Lumpsum Calculator
Calculate the future value of a one-time lump sum investment using compound growth. Enter your investment amount, expected annual return, and time horizon to see how your money grows.
Educational Purpose Only: Results are illustrative estimates and not financial advice.
How it works
A lump sum investment means putting a single large amount into an investment vehicle — a mutual fund, fixed deposit, or stock — all at once, rather than spreading it out over time. The future value is calculated using the compound interest formula: A = P × (1 + r/100)^n, where P is the principal, r is the annual return rate, and n is the number of years.
Lump sum investing works best when you have a windfall — a bonus, inheritance, or maturity proceeds — that you want to put to work immediately.

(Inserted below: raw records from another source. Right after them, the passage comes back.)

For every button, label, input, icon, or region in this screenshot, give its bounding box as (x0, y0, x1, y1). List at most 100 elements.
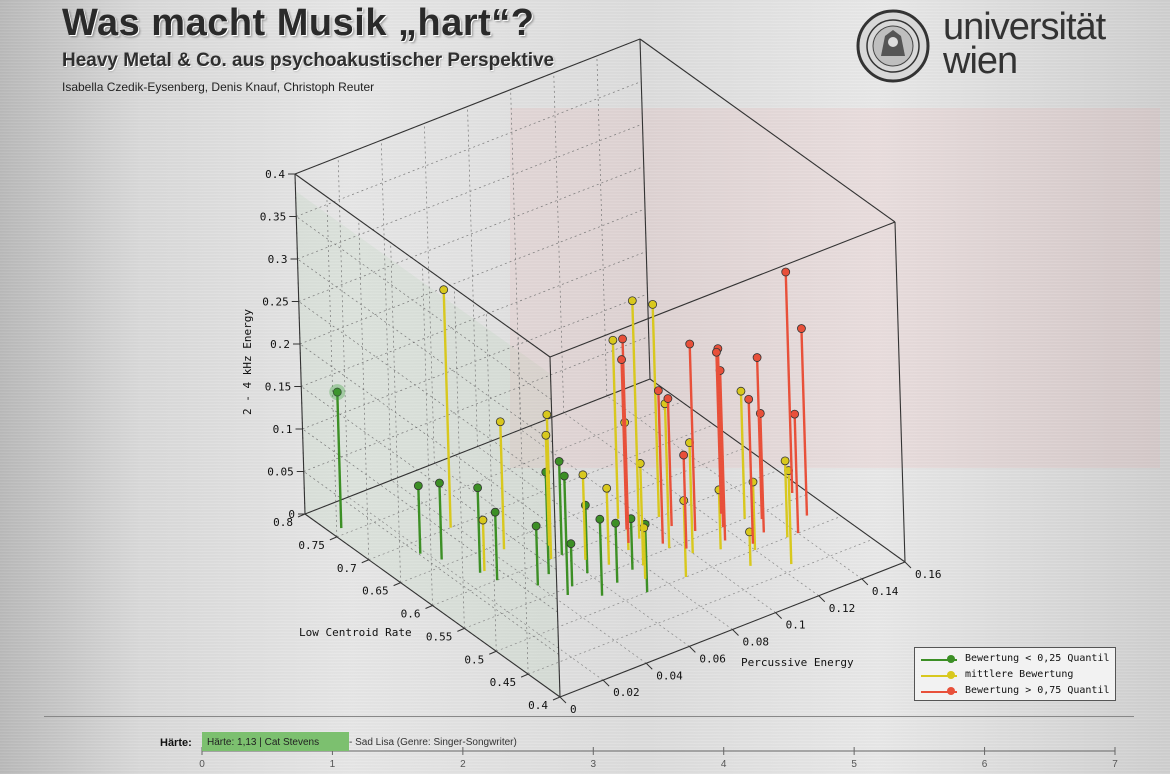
x-tick (904, 561, 912, 569)
cube-edge (294, 38, 641, 175)
data-stem (783, 460, 789, 538)
legend-line-icon (921, 691, 957, 693)
grid-line (454, 288, 465, 629)
z-axis-label: 2 - 4 kHz Energy (241, 309, 254, 415)
grid-line (464, 493, 810, 629)
data-stem (639, 463, 645, 566)
authors: Isabella Czedik-Eysenberg, Denis Knauf, … (62, 80, 375, 94)
data-point (439, 285, 449, 295)
data-stem (643, 524, 649, 593)
y-tick (457, 627, 465, 632)
scale-tick-label: 2 (460, 759, 466, 770)
data-stem (584, 505, 589, 574)
data-stem (642, 527, 647, 579)
data-point (797, 324, 806, 333)
data-point (332, 387, 342, 397)
x-tick-label: 0.12 (829, 602, 856, 615)
legend-dot-icon (947, 655, 955, 663)
x-tick (602, 679, 610, 687)
grid-line (298, 301, 554, 485)
cube-edge (639, 38, 651, 380)
scale-tick-label: 5 (851, 759, 857, 770)
grid-line (296, 81, 642, 217)
data-stem (748, 531, 752, 566)
y-tick (361, 559, 369, 564)
data-stem (569, 543, 574, 587)
data-stem (611, 340, 620, 519)
grid-line (301, 251, 647, 387)
z-tick-label: 0 (288, 508, 295, 521)
y-tick-label: 0.7 (337, 562, 357, 575)
data-point (744, 394, 754, 404)
data-point (663, 394, 673, 403)
z-tick-label: 0.2 (270, 338, 290, 351)
data-point (736, 386, 746, 396)
data-stem (544, 472, 550, 575)
z-tick-label: 0.1 (273, 423, 293, 436)
university-seal-icon (856, 9, 930, 83)
data-point (478, 515, 488, 525)
legend-label: Bewertung < 0,25 Quantil (965, 653, 1110, 664)
grid-line (302, 428, 558, 613)
data-stem (438, 482, 443, 560)
selected-track-details: - Sad Lisa (Genre: Singer-Songwriter) (349, 737, 517, 748)
scale-tick-label: 6 (982, 759, 988, 770)
data-stem (793, 414, 800, 534)
data-stem (682, 500, 688, 578)
cube-edge (294, 173, 551, 358)
grid-line (296, 216, 552, 400)
z-tick-label: 0.4 (265, 168, 285, 181)
y-tick (552, 696, 561, 701)
grid-line (527, 538, 874, 675)
grid-line (299, 208, 646, 345)
grid-line (606, 395, 863, 580)
data-stem (787, 470, 793, 565)
data-point (541, 430, 551, 440)
data-stem (499, 421, 506, 550)
x-tick (732, 629, 739, 636)
z-tick-label: 0.35 (260, 211, 287, 224)
x-tick (861, 578, 869, 586)
data-stem (747, 399, 755, 544)
data-point (648, 300, 658, 309)
data-stem (759, 413, 766, 533)
data-point (617, 355, 626, 364)
data-point (618, 334, 627, 344)
x-tick (645, 662, 653, 670)
footer-divider (44, 716, 1134, 717)
z-tick-label: 0.25 (262, 296, 289, 309)
x-tick-label: 0.16 (915, 568, 942, 581)
data-point (780, 456, 790, 466)
legend-dot-icon (947, 687, 955, 695)
page-title: Was macht Musik „hart“? (62, 2, 535, 44)
scale-tick-label: 7 (1112, 759, 1118, 770)
grid-line (391, 479, 647, 664)
data-stem (688, 442, 694, 554)
data-point (685, 339, 695, 349)
data-stem (629, 518, 634, 570)
data-stem (417, 485, 422, 554)
grid-line (496, 515, 842, 652)
data-point (566, 539, 576, 549)
grid-line (301, 386, 557, 570)
x-tick-label: 0.14 (872, 585, 899, 598)
scale-tick-label: 4 (721, 759, 727, 770)
grid-line (596, 55, 608, 396)
data-stem (598, 519, 604, 596)
data-stem (666, 398, 673, 527)
grid-line (517, 334, 529, 675)
hardness-scale-fill[interactable] (202, 732, 350, 751)
legend-dot-icon (947, 671, 955, 679)
data-point (752, 353, 762, 362)
grid-line (336, 401, 683, 538)
x-tick-label: 0.08 (743, 636, 770, 649)
z-tick-label: 0.05 (267, 466, 294, 479)
hard-region (510, 108, 1160, 468)
data-stem (739, 391, 746, 519)
grid-line (298, 166, 644, 302)
grid-line (553, 72, 565, 413)
data-point (679, 450, 689, 460)
data-stem (718, 370, 727, 541)
data-point (781, 267, 791, 277)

Over long periods, even modest returns compound into substantial wealth. For example, ₹1,00,000 invested at 12% per annum for 20 years grows to over ₹9.6 lakhs without any additional contributions.
Lumpsum vs SIP
While a lump sum puts all your capital to work immediately — maximising potential gains in a rising market — it also exposes you to the risk of investing at a market peak. A Systematic Investment Plan (SIP) spreads your investment over time, averaging out the purchase price. If you have a large sum available and a long investment horizon, a lump sum in an equity mutual fund can be highly rewarding. If you are unsure about market timing, consider splitting the amount into a lump sum plus a SIP over 6–12 months.
This calculator is for educational and illustrative purposes only. Mutual fund investments are subject to market risks. Past performance does not guarantee future returns. Please read all scheme-related documents carefully before investing.